Некоторое время друзья напряжённо молчали, глядя друг на друга… А потом вдруг расслабились и улеглись, головами касаясь друг друга, словно трёхконечная звезда. Всему своё время… А дружба может простить многие тайны.
… Солнце сквозь быстро несущиеся облака приятно грело лицо. В кустах заливались птицы. Запах свободы из ветра никуда не исчез, но стал не таким дразнящим, не сводил с ума, а просто наполнял что-то внутри, как воздух наполняет яркий воздушный шарик. Даже на губах Спеца появилась неуверенная улыбка.
— Сколько времени? — просто так спросил он, хотя часы были у него на руке. На них Раста и поглядела, приподнявшись, чтобы ответить:
— Половина четвёртого.
Улыбка с губ Сифа сползла — безо всякой на то причины. Он почувствовал вдруг, что у шарика, наполненного газом под названием свобода, на конце верёвочки висит странный груз. Это был груз воспоминаний и страха перед будущим: а вдруг всё когда-нибудь повторится? А вдруг так быстро время течёт — к страшному повороту назад?..
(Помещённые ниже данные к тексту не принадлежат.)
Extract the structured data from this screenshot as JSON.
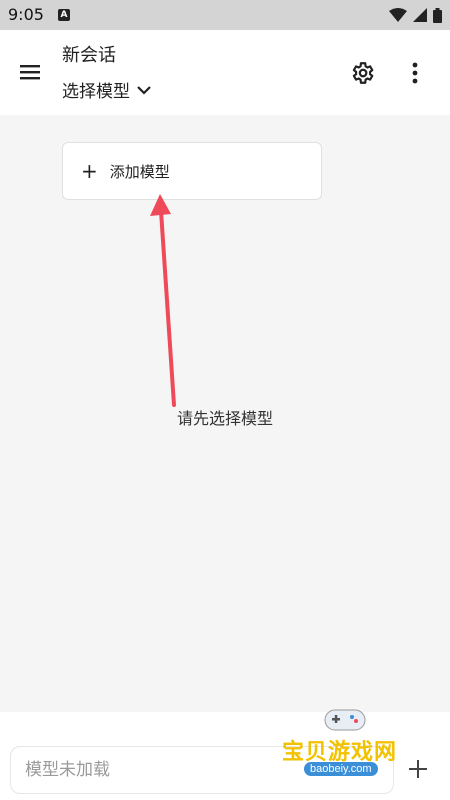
{
  "status_bar": {
    "time": "9:05",
    "notification_icon": "a-icon"
  },
  "header": {
    "title": "新会话",
    "model_selector": "选择模型",
    "icons": [
      "menu-icon",
      "settings-icon",
      "more-vert-icon"
    ]
  },
  "main": {
    "add_model_label": "添加模型",
    "empty_hint": "请先选择模型"
  },
  "composer": {
    "placeholder": "模型未加载"
  },
  "watermark": {
    "text": "宝贝游戏网",
    "url": "baobeiy.com"
  },
  "colors": {
    "arrow": "#ef4a5a",
    "background": "#f5f5f5",
    "watermark": "#f2c200"
  }
}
Полдень миновал — и уже давно. Стрелка бежала всё вперёд и вперёд, словно не зная, что с каждым своим оборотом приближает наступление заката. Ветер с запахом свободы внезапно утих, осознав, что не в силах изменить ход времени, а закат ждал где-то впереди. Далеко. За несколько лет.
Всё равно ждёт, и люди не в силах остановить время, как бы им ни хотелось — Мефистофель не отзовётся на их «Остановись, мгновенье!», у него есть дела и поважнее: война — это раздолье для таких, как он, демонов.